M. ALI FIKRI, SP. PELAKSANA HARIAN PPTR PTPN XI/ KETUA UMUM PPTR JEMBER.

Rabu, 20 Oktober 2010

PIDATO BUNG KARNO 1 JUNI 1945 (SEJARAH LAHIRNYA PANCASILA)

Paduka Tuan Ketua Yang Mulia!
Sesudah tiga hari berturut-turut anggota-anggota Dokuritsu Zyunbi Tyoosakai mengeluarkan pendapat-pendapatnya, maka sekarang saya mendapat kehormatan dari Paduka Tuan Ketua yang mulia untuk mengemukakan pendapat saya. Saya akan menetapi permintaan Paduka Tuan Ketua yang mulia. Apakah permintaan Paduka Tuan Ketua yang mulia? Paduka Tuan Ketua yang mulia minta kepada sidang Dokuritsu Zyunbi Tyoosakai untuk mengemukakan dasar Indonesia Merdeka. Dasar inilah nanti akan saya kemukakan di dalam pidato saya ini.

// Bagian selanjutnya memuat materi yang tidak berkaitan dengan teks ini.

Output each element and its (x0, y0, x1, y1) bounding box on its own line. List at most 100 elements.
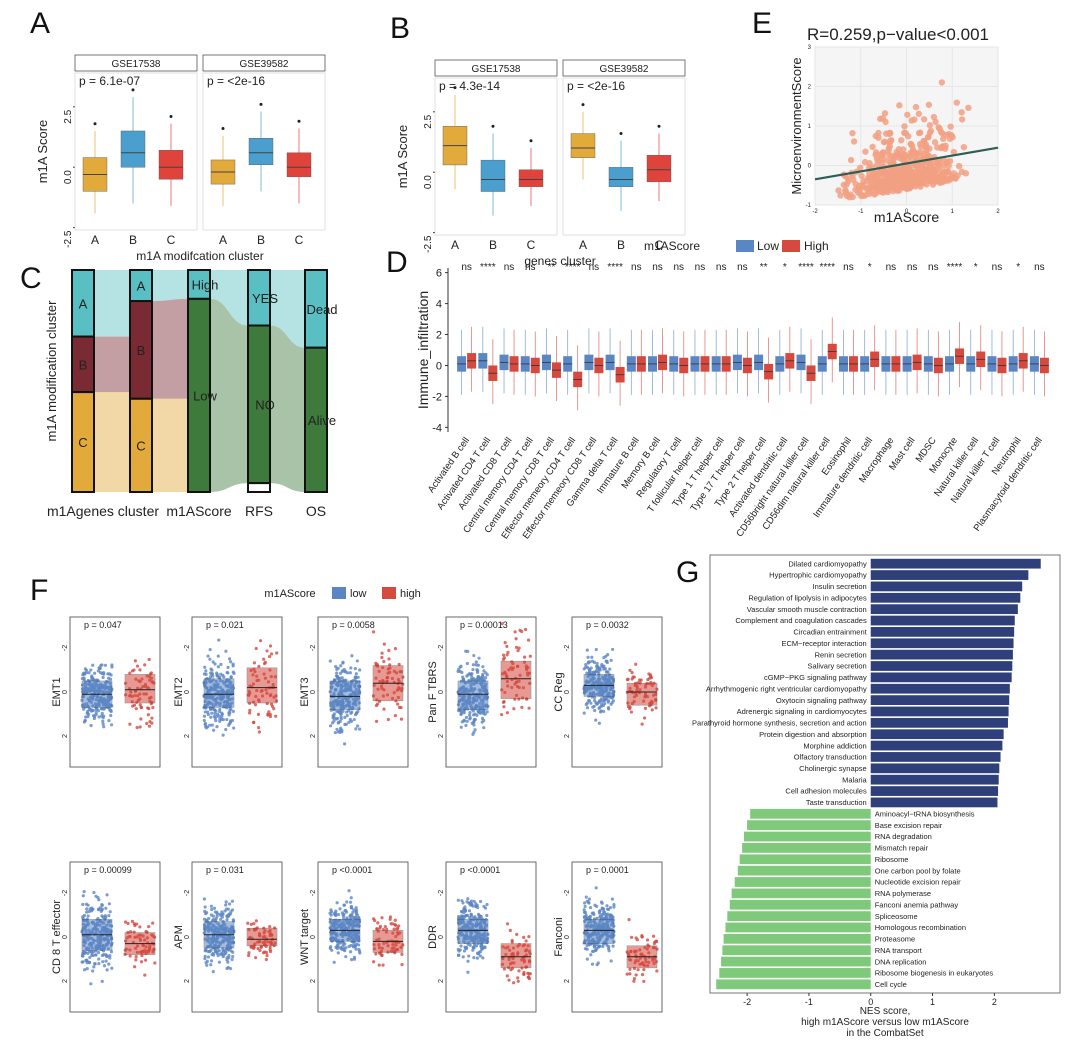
jitter-point (584, 665, 588, 670)
jitter-point (461, 955, 465, 959)
jitter-point (228, 711, 232, 715)
data-point (886, 129, 894, 137)
y-axis-label: MicroenvironmentScore (789, 57, 804, 194)
jitter-point (651, 934, 656, 938)
jitter-point (91, 663, 95, 667)
jitter-point (209, 963, 213, 967)
jitter-point (632, 675, 636, 679)
jitter-point (262, 657, 266, 661)
jitter-point (481, 665, 485, 669)
significance-label: * (974, 262, 978, 273)
jitter-point (265, 953, 269, 958)
jitter-point (506, 922, 510, 926)
jitter-point (211, 660, 215, 664)
x-tick-label: -2 (812, 209, 818, 215)
jitter-point (583, 901, 587, 905)
p-value: p = 0.0001 (586, 865, 629, 875)
jitter-point (464, 715, 468, 720)
jitter-point (108, 956, 112, 960)
jitter-point (150, 716, 154, 720)
data-point (936, 125, 943, 132)
significance-label: **** (480, 262, 496, 273)
data-point (960, 143, 968, 151)
jitter-point (584, 895, 588, 899)
jitter-point (218, 719, 222, 723)
y-tick-label: 0 (808, 164, 812, 170)
jitter-point (606, 652, 610, 657)
jitter-point (603, 701, 607, 706)
jitter-point (611, 699, 616, 703)
jitter-point (505, 653, 509, 657)
data-point (931, 139, 939, 146)
alluvial-flow (270, 325, 305, 492)
jitter-point (349, 950, 353, 954)
jitter-point (101, 675, 105, 680)
y-tick-label: 0 (310, 935, 317, 939)
y-tick-label: 2 (436, 330, 442, 342)
jitter-point (596, 961, 600, 965)
jitter-point (214, 917, 218, 921)
jitter-point (212, 906, 217, 910)
data-point (875, 129, 882, 137)
jitter-point (134, 958, 138, 962)
jitter-point (600, 913, 604, 917)
jitter-point (258, 948, 262, 953)
jitter-point (261, 951, 266, 955)
significance-label: ** (760, 262, 768, 273)
jitter-point (517, 646, 521, 650)
alluvial-flow (94, 270, 130, 337)
jitter-point (204, 726, 208, 730)
jitter-point (523, 627, 528, 632)
y-tick-label: -2 (438, 890, 445, 896)
x-tick-label: C (655, 238, 664, 252)
data-point (948, 174, 955, 181)
jitter-point (527, 934, 531, 939)
jitter-point (93, 962, 97, 966)
significance-label: ns (631, 262, 642, 273)
y-tick-label: 0 (62, 935, 69, 939)
data-point (925, 101, 933, 108)
stratum-label: Dead (306, 302, 337, 317)
jitter-point (399, 717, 404, 721)
jitter-point (342, 903, 346, 907)
jitter-point (104, 906, 108, 910)
legend-title: m1AScore (264, 588, 315, 600)
bar (870, 740, 1003, 751)
jitter-point (91, 969, 95, 973)
jitter-point (463, 905, 467, 909)
data-point (837, 192, 844, 199)
jitter-point (514, 637, 518, 641)
jitter-point (92, 716, 96, 721)
jitter-point (82, 671, 86, 675)
y-tick-label: 0 (62, 690, 69, 694)
jitter-point (266, 712, 270, 716)
jitter-point (396, 702, 400, 706)
jitter-point (501, 700, 506, 704)
y-tick-label: 2 (564, 979, 571, 983)
jitter-point (107, 902, 111, 906)
jitter-point (464, 649, 468, 653)
jitter-point (210, 907, 214, 912)
jitter-point (611, 647, 615, 652)
data-point (953, 99, 960, 106)
jitter-point (101, 719, 105, 723)
jitter-point (514, 645, 519, 649)
legend-swatch (382, 587, 396, 599)
jitter-point (102, 964, 107, 968)
jitter-point (212, 714, 216, 719)
jitter-point (101, 960, 105, 964)
y-tick-label: 0 (438, 690, 445, 694)
y-tick-label: -4 (432, 422, 442, 434)
jitter-point (512, 707, 516, 711)
y-axis-label: Immune_infiltration (415, 291, 431, 409)
jitter-point (214, 719, 218, 723)
jitter-point (341, 709, 345, 713)
jitter-point (134, 955, 138, 959)
jitter-point (462, 949, 467, 953)
x-tick-label: 1 (951, 209, 955, 215)
jitter-point (595, 664, 599, 668)
y-tick-label: 0 (438, 935, 445, 939)
jitter-point (352, 717, 356, 722)
jitter-point (357, 949, 362, 953)
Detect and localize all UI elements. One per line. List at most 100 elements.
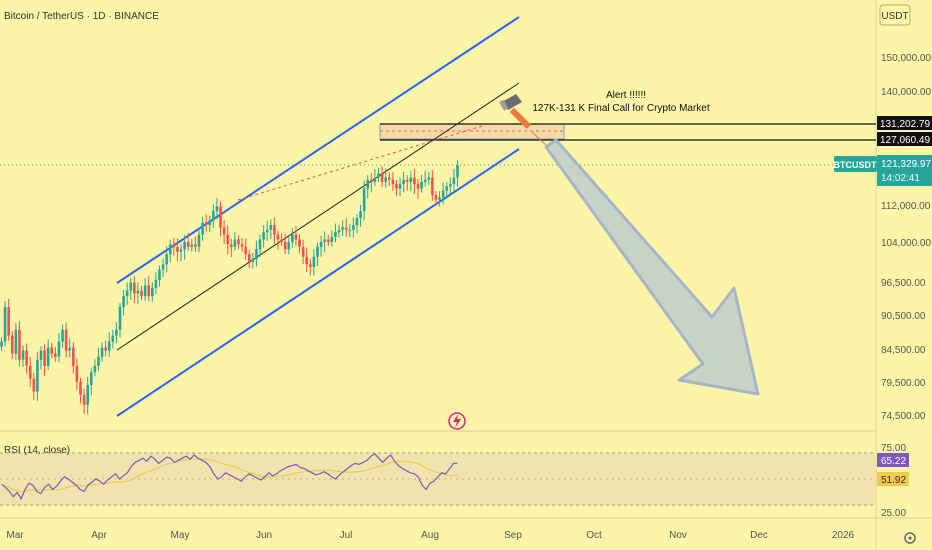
candle[interactable]	[273, 225, 276, 235]
candle[interactable]	[222, 227, 226, 235]
candle[interactable]	[283, 241, 287, 250]
candle[interactable]	[143, 285, 147, 297]
candle[interactable]	[265, 229, 269, 233]
candle[interactable]	[308, 264, 312, 267]
candle[interactable]	[14, 329, 18, 354]
candle[interactable]	[140, 290, 143, 297]
candle[interactable]	[312, 256, 316, 267]
candle[interactable]	[276, 234, 280, 240]
candle[interactable]	[355, 217, 359, 226]
candle[interactable]	[391, 179, 395, 185]
candle[interactable]	[316, 246, 319, 257]
candle[interactable]	[380, 173, 384, 182]
candle[interactable]	[176, 246, 179, 252]
candle[interactable]	[262, 232, 265, 240]
candle[interactable]	[0, 341, 3, 347]
candle[interactable]	[79, 381, 82, 395]
candle[interactable]	[280, 239, 283, 242]
candle[interactable]	[229, 244, 233, 247]
candle[interactable]	[305, 256, 308, 265]
candle[interactable]	[194, 244, 197, 247]
candle[interactable]	[68, 347, 72, 351]
trend-dotted-line[interactable]	[237, 125, 483, 201]
candle[interactable]	[10, 335, 14, 354]
candle[interactable]	[456, 165, 459, 178]
candle[interactable]	[359, 211, 362, 218]
candle[interactable]	[21, 350, 25, 360]
candle[interactable]	[7, 307, 10, 336]
candle[interactable]	[61, 329, 64, 342]
candle[interactable]	[190, 244, 194, 247]
candle[interactable]	[72, 347, 75, 366]
symbol-title[interactable]: Bitcoin / TetherUS · 1D · BINANCE	[4, 11, 159, 22]
candle[interactable]	[129, 282, 133, 291]
candle[interactable]	[387, 177, 391, 180]
candle[interactable]	[147, 285, 151, 297]
candle[interactable]	[118, 307, 122, 330]
candle[interactable]	[395, 184, 398, 189]
rsi-ma-line[interactable]	[1, 458, 458, 493]
candle[interactable]	[154, 279, 158, 288]
candle[interactable]	[226, 234, 230, 245]
candle[interactable]	[384, 177, 387, 182]
candle[interactable]	[233, 239, 237, 247]
candle[interactable]	[89, 372, 93, 385]
candle[interactable]	[161, 264, 165, 270]
candle[interactable]	[301, 246, 305, 257]
candle[interactable]	[50, 347, 54, 354]
candle[interactable]	[409, 177, 413, 182]
candle[interactable]	[82, 394, 86, 405]
candle[interactable]	[186, 241, 190, 247]
candle[interactable]	[420, 181, 423, 189]
candle[interactable]	[244, 246, 247, 255]
candle[interactable]	[168, 244, 172, 255]
candle[interactable]	[287, 241, 291, 250]
candle[interactable]	[445, 186, 449, 191]
candle[interactable]	[183, 241, 186, 250]
candle[interactable]	[413, 177, 416, 185]
candle[interactable]	[438, 197, 441, 200]
candle[interactable]	[269, 225, 273, 230]
candle[interactable]	[330, 237, 334, 242]
candle[interactable]	[204, 222, 208, 226]
candle[interactable]	[326, 239, 330, 242]
candle[interactable]	[449, 184, 452, 187]
candle[interactable]	[416, 184, 420, 189]
candle[interactable]	[107, 341, 111, 351]
candle[interactable]	[431, 177, 434, 196]
candle[interactable]	[172, 244, 176, 247]
candle[interactable]	[165, 254, 168, 265]
downtrend-arrow[interactable]	[544, 138, 760, 396]
candle[interactable]	[158, 269, 161, 280]
lightning-icon[interactable]	[448, 412, 466, 430]
candle[interactable]	[39, 350, 43, 360]
candle[interactable]	[323, 239, 326, 242]
channel-lower-line[interactable]	[116, 148, 520, 417]
candle[interactable]	[93, 365, 97, 373]
candle[interactable]	[237, 239, 240, 245]
candle[interactable]	[294, 234, 298, 240]
candle[interactable]	[258, 239, 262, 250]
candle[interactable]	[251, 259, 255, 262]
candle[interactable]	[32, 378, 36, 392]
currency-button[interactable]	[879, 4, 911, 26]
gear-icon[interactable]	[904, 532, 916, 544]
candle[interactable]	[64, 329, 68, 351]
candle[interactable]	[115, 329, 118, 336]
candle[interactable]	[348, 229, 352, 231]
candle[interactable]	[97, 356, 100, 366]
candle[interactable]	[441, 190, 445, 198]
rsi-label[interactable]: RSI (14, close)	[4, 445, 70, 456]
candle[interactable]	[334, 232, 337, 238]
candle[interactable]	[25, 350, 28, 366]
candle[interactable]	[240, 244, 244, 247]
candle[interactable]	[28, 365, 32, 379]
candle[interactable]	[398, 184, 402, 189]
candle[interactable]	[75, 365, 79, 382]
candle[interactable]	[352, 225, 355, 230]
candle[interactable]	[402, 179, 405, 185]
candle[interactable]	[337, 229, 341, 233]
candle[interactable]	[377, 173, 380, 178]
candle[interactable]	[136, 290, 140, 294]
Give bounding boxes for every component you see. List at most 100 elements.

Maaf beribu maaf! Banyak anggota telah berpidato, dan di dalam pidato mereka itu diutarakan hal-hal yang sebenarnya bukan permintaan Paduka Tuan Ketua yang mulia, yaitu bukan dasarnya Indonesia Merdeka. Menurut anggapan saya, yang diminta oleh Paduka Tuan Ketua yang mulia ialah – dalam bahasa Belanda – Philosofische grondslag (dasar filosofi-Ed.) dari Indonesia Merdeka. Philosofische grondslag itulah fondamen, filsafat, pikiran yang sedalam-dalamnya, jiwa, hasrat yang sedalam-dalamnya untuk di atasnya didirikan gedung Indonesia Merdeka yang kekal dan abadi. Hal ini nanti akan saya kemukakan, Paduka Tuan Ketua yang mulia. Tetapi lebih dahulu izinkanlah saya membicarakan, memberitahukan kepada Tuan-Tuan sekalian, apakah yang saya artikan dengan perkataan “merdeka”.
“Merdeka” buat saya adalah political independence, politieke onafhankelijkheid (kemerdekaan politik, dalam bahasa Inggris dan Belanda-Ed.). Apakah yang dinamakan politieke onafhankelijkheid?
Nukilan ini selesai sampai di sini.